National Mining Association (NMA) President and CEO Hal Quinn testified this morning at the Environmental Protection Agency’s (EPA) public hearing in Washington, D.C. highlighting the flaws that undermine the agency’s proposed regulation for reducing greenhouse gases from existing power plants. In the following statement, Quinn summarizes why “this stunning attempt to remake the nation’s entire electric grid” will weaken the nation’s manufacturing base and grid reliability, burden households with high energy costs and deprive states of the flexibility to manage their energy economies:
“EPA’s proposal is another step in this administration’s policies designed to eliminate low cost and reliable electricity and replace it with more expensive and less reliable sources. By reducing the diversity of our nation’s electricity supply and raising its costs, EPA will create a structural barrier for our economic recovery and future growth.
“Entirely missing in action from this proposal is recognition of the value of generation diversity to the stability of power supplies and prices. Coal-based power plants were vitally important this past winter, supplying 92 percent of the incremental demand for power. When many of these plants are no longer available in harsh winters to come, the nation will literally pay the price for EPA’s flawed rule.
“Higher electricity and gas prices will make U.S. manufacturing less competitive and deprive families of disposable income as they spend more to light, heat and cool their homes.
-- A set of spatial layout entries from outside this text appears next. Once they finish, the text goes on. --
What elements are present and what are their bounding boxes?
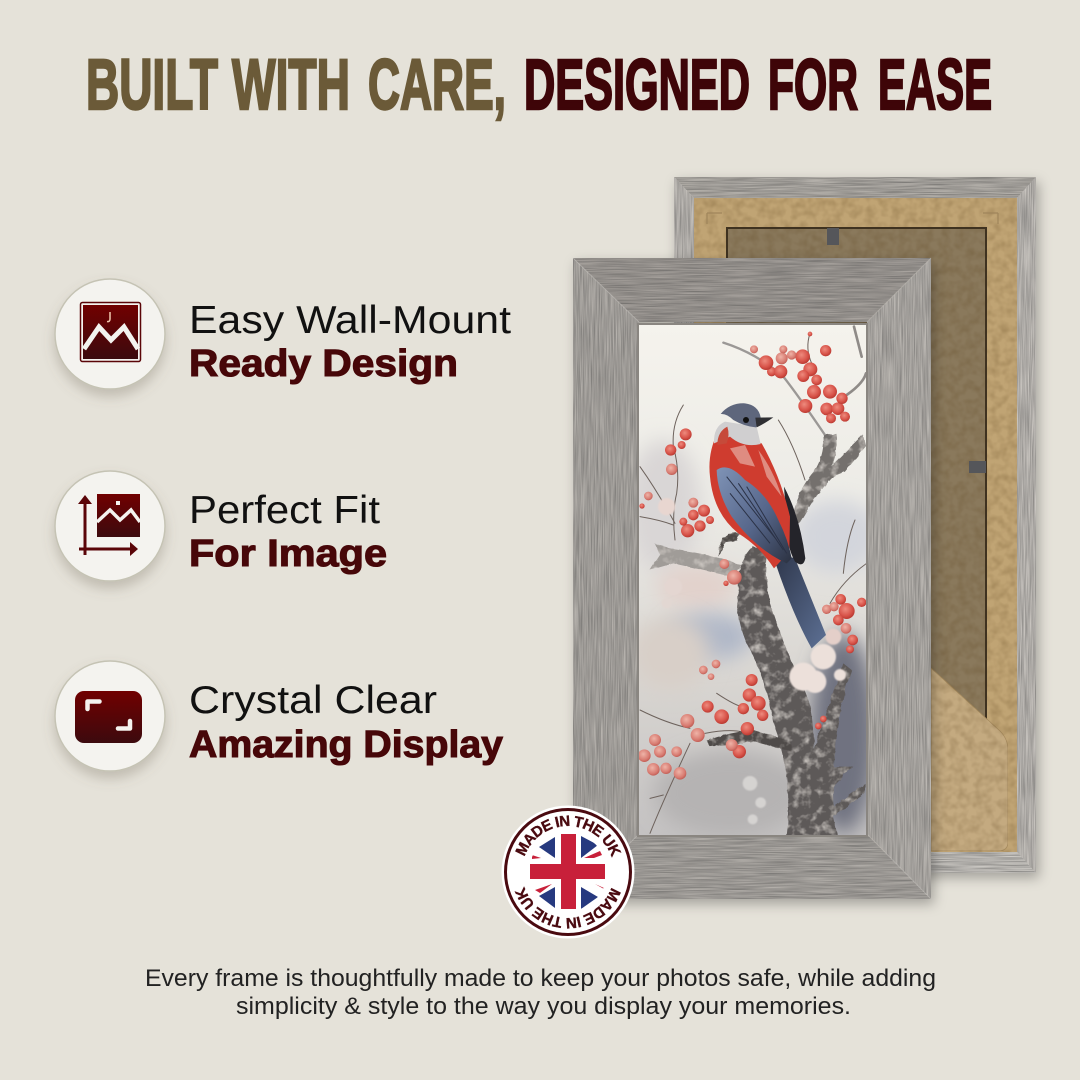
footer caption: simplicity & style to the way you display your memories.	[236, 993, 851, 1020]
title	[86, 46, 992, 125]
inner recess	[726, 227, 986, 727]
feature: easy wall-mount: Easy Wall-Mount	[189, 299, 511, 342]
title: CARE,	[368, 46, 506, 125]
badge lettering	[514, 815, 622, 929]
berries: pale	[638, 345, 851, 780]
footer caption: Every frame is thoughtfully made to keep your photos safe, while adding	[145, 965, 936, 992]
hanger clips	[827, 228, 986, 473]
feature: perfect fit	[55, 471, 387, 581]
tree trunk and branches	[650, 433, 866, 837]
feature: perfect fit: For Image	[189, 533, 387, 575]
bird	[709, 403, 826, 648]
feature: easy wall-mount	[55, 279, 511, 389]
easel stand	[931, 668, 1008, 851]
feature: crystal clear	[55, 661, 503, 771]
feature: crystal clear: Crystal Clear	[189, 679, 437, 722]
title: EASE	[878, 46, 992, 125]
blossoms	[658, 498, 846, 693]
title: FOR	[768, 46, 858, 125]
title: BUILT	[86, 46, 218, 125]
back frame moulding	[674, 177, 1036, 873]
bird painting	[627, 323, 880, 837]
thin twigs	[640, 327, 867, 833]
icon: image with dimension arrows	[55, 471, 165, 581]
title: DESIGNED	[524, 46, 750, 125]
berries: red	[639, 332, 866, 758]
frame moulding	[573, 258, 931, 899]
icon: display with corner brackets	[55, 661, 165, 771]
badge lettering: MADE IN THE UK	[514, 886, 621, 929]
feature: easy wall-mount: Ready Design	[189, 343, 458, 385]
back of frame	[674, 177, 1036, 873]
union jack	[530, 834, 605, 909]
backing board	[694, 198, 1017, 852]
badge lettering: MADE IN THE UK	[515, 815, 622, 858]
footer caption	[145, 965, 936, 1020]
front frame	[573, 258, 931, 899]
icon: framed mountain picture with hook	[55, 279, 165, 389]
feature: perfect fit: Perfect Fit	[189, 489, 380, 532]
paper wash	[639, 325, 866, 835]
badge: made in the UK	[502, 806, 634, 938]
corner marks	[707, 213, 998, 224]
title: WITH	[232, 46, 350, 125]
feature: crystal clear: Amazing Display	[189, 724, 503, 766]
In those regions where coal generation serves as the primary source of electricity, retail electricity rates are 30-50 percent lower than the regions where coal generation is a lower share of electricity.
“EPA’s proposal rests on a weak foundation. Among the rule’s assumptions – or ‘building blocks’ – are unrealistic efficiency gains anticipated from coal-based power plants. Prior EPA rules have made these plants less efficient. The present proposal will force many coal plants to run at reduced or sub-optimal levels.
“The more substantial efficiency gains possible in the coal fleet are taken off the table by EPA’s rule for new plants that requires technology that actually reduces plant efficiency by up to 25 percent. EPA’s assumption of a 1.5 percent growth in year-over-year energy efficiency gains nationwide illustrates the gap between wishes and reality as states with the lowest retail power prices will see the rising cost of the next increment of energy efficiency.
“Similarly unrealistic is EPA’s assumption that gas plants can run at a 70 percent capacity factor. There is no technical or economic evidence that they can sustain generation at this level. EPA’s goal for intermittent, renewable sources is not credible either. These sources are called ‘intermittent’ for a reason: their performance is highly variable daily and seasonally.
“EPA touts the flexibility it offers states. But as each of these ‘building blocks’ crumbles, the rule places states into a straightjacket forcing them to make increasingly painful and economically risky adjustments to meet target reductions.
“Many questions must still be answered about this rule and its implementation, but there is already one certainty: the costs and risks are real and substantial; the benefits are not.”